Mme Nishimura, qui dirige également l’équipe de promotion de l’égalité des genres du parti d’opposition, espère que les femmes représenteront 30 % des candidats de son parti aux prochaines élections nationales.

Le Parti libéral-démocrate conservateur du premier ministre Fumio Kishida s’est engagé l’année dernière à atteindre 30 % de représentation féminine d’ici dix ans et s’efforce de recruter davantage de candidates.

Un chemin parsemé d’embûches

Trouver des candidates féminines n’est cependant pas facile. Au Japon, on attend encore souvent des femmes qu’elles s’occupent de l’éducation des enfants, des soins aux personnes âgées et d’autres responsabilités familiales.

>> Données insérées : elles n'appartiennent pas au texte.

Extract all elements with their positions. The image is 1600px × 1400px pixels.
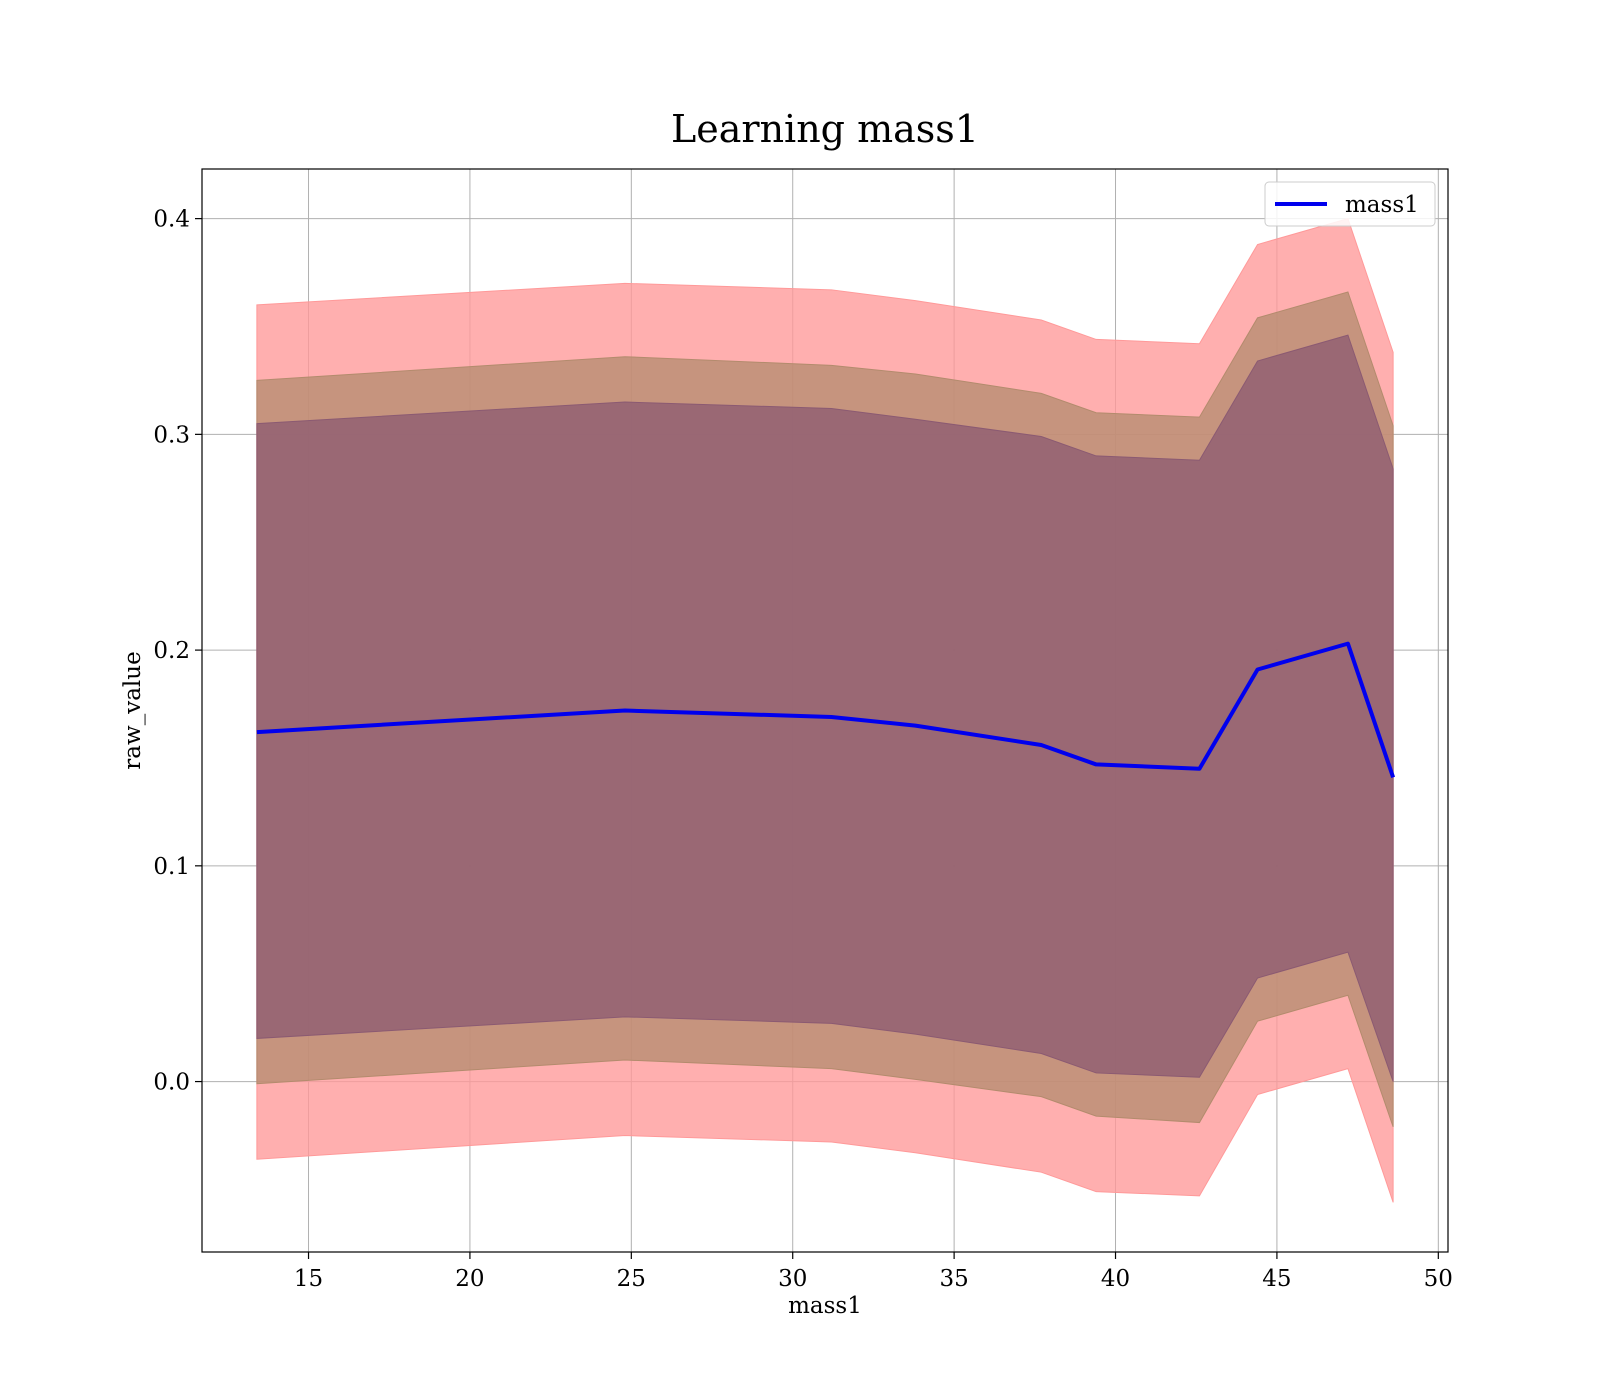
x-axis-label: mass1	[788, 1293, 862, 1319]
x-tick-label: 15	[294, 1266, 323, 1292]
x-tick-label: 25	[617, 1266, 646, 1292]
confidence-bands	[256, 218, 1394, 1203]
y-tick-label: 0.0	[153, 1070, 190, 1096]
x-tick-label: 30	[778, 1266, 807, 1292]
chart-title: Learning mass1	[671, 107, 979, 151]
x-tick-label: 40	[1101, 1266, 1130, 1292]
x-tick-label: 45	[1262, 1266, 1291, 1292]
y-tick-label: 0.1	[153, 854, 190, 880]
y-tick-label: 0.2	[153, 638, 190, 664]
legend: mass1	[1264, 181, 1436, 227]
x-tick-label: 20	[455, 1266, 484, 1292]
plot-frame	[201, 168, 1449, 1253]
y-axis-label: raw_value	[120, 651, 146, 769]
confidence-band-3	[256, 334, 1394, 1082]
series-line-mass1	[256, 641, 1396, 779]
y-tick-label: 0.3	[153, 422, 190, 448]
series-lines	[256, 641, 1396, 779]
axis-ticks: 15 20 25 30 35 40 45 50 0.0 0.1 0.2 0.3 0.4	[153, 207, 1453, 1292]
legend-entry-mass1: mass1	[1345, 192, 1419, 218]
x-tick-label: 50	[1424, 1266, 1453, 1292]
x-tick-label: 35	[939, 1266, 968, 1292]
y-tick-label: 0.4	[153, 207, 190, 233]
legend-box	[1264, 181, 1436, 227]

Les parlementaires nationaux sont également appelés à voyager régulièrement entre Tokyo et leurs circonscriptions d’origine, ce qui rend la tâche particulièrement difficile aux femmes parlementaires qui tentent de concilier carrière et famille. Mme Nishimura affirme que d’anciennes collègues ont quitté la politique nationale et sont retournées dans les assemblées locales en raison de ces enjeux.

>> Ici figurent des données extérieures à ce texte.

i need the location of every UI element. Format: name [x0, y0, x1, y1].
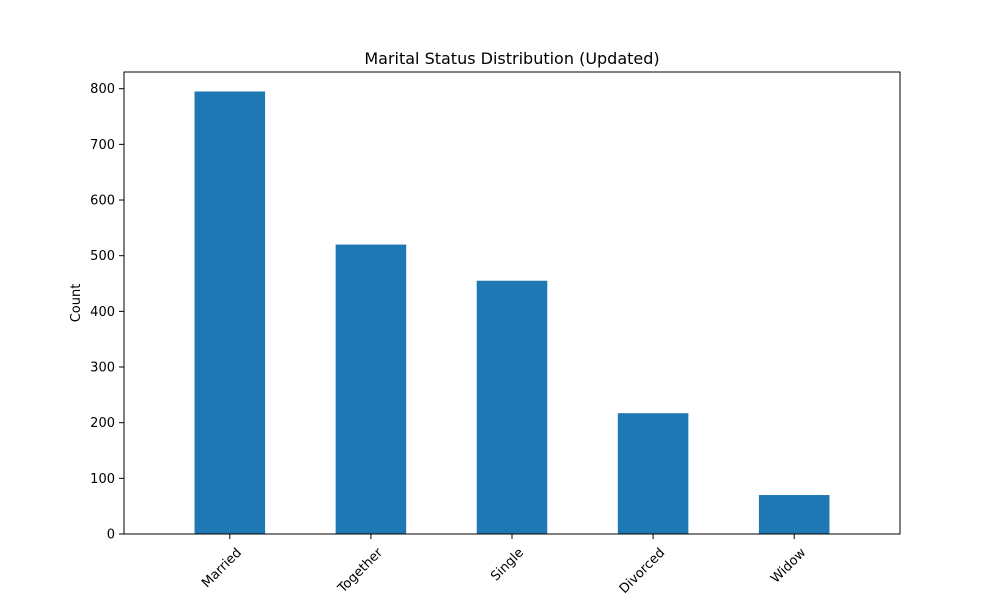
y-tick-label: 400 [90, 305, 115, 320]
bar-divorced [617, 413, 689, 534]
bar-together [335, 244, 407, 535]
y-tick-label: 100 [90, 472, 115, 487]
y-tick-label: 200 [90, 416, 115, 431]
bar-widow [758, 495, 830, 534]
chart-title: Marital Status Distribution (Updated) [364, 49, 659, 68]
bars [194, 91, 830, 535]
y-axis-label: Count [69, 284, 84, 323]
bar-married [194, 91, 266, 534]
y-tick-label: 500 [90, 249, 115, 264]
y-tick-label: 700 [90, 138, 115, 153]
y-axis: 0 100 200 300 400 500 600 700 800 [90, 82, 124, 543]
plot-frame [123, 71, 901, 535]
y-tick-label: 300 [90, 361, 115, 376]
y-tick-label: 800 [90, 82, 115, 97]
y-tick-label: 0 [107, 528, 115, 543]
bar-single [476, 280, 548, 534]
y-tick-label: 600 [90, 194, 115, 209]
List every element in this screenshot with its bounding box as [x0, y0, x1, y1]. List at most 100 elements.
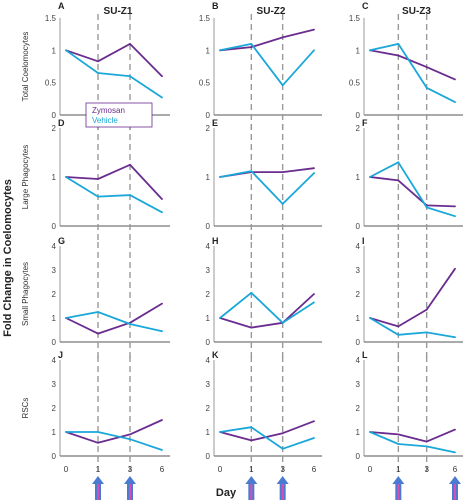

Chinami Nishimura a débuté sa carrière politique à l’assemblée préfectorale de sa ville natale, Niigata, en 1999, devenant ainsi la première femme à y siéger depuis des décennies. L’assemblée, composée de 53 membres, compte désormais cinq femmes.

Si le nombre de femmes souhaitant entamer une carrière politique augmente, celles-ci restent minoritaires, en particulier dans la politique nationale où les décisions électorales sont largement déterminées par des partis politiques à huis clos et dominés par les hommes, et où les femmes qui s’expriment ouvertement ont tendance à devenir une cible.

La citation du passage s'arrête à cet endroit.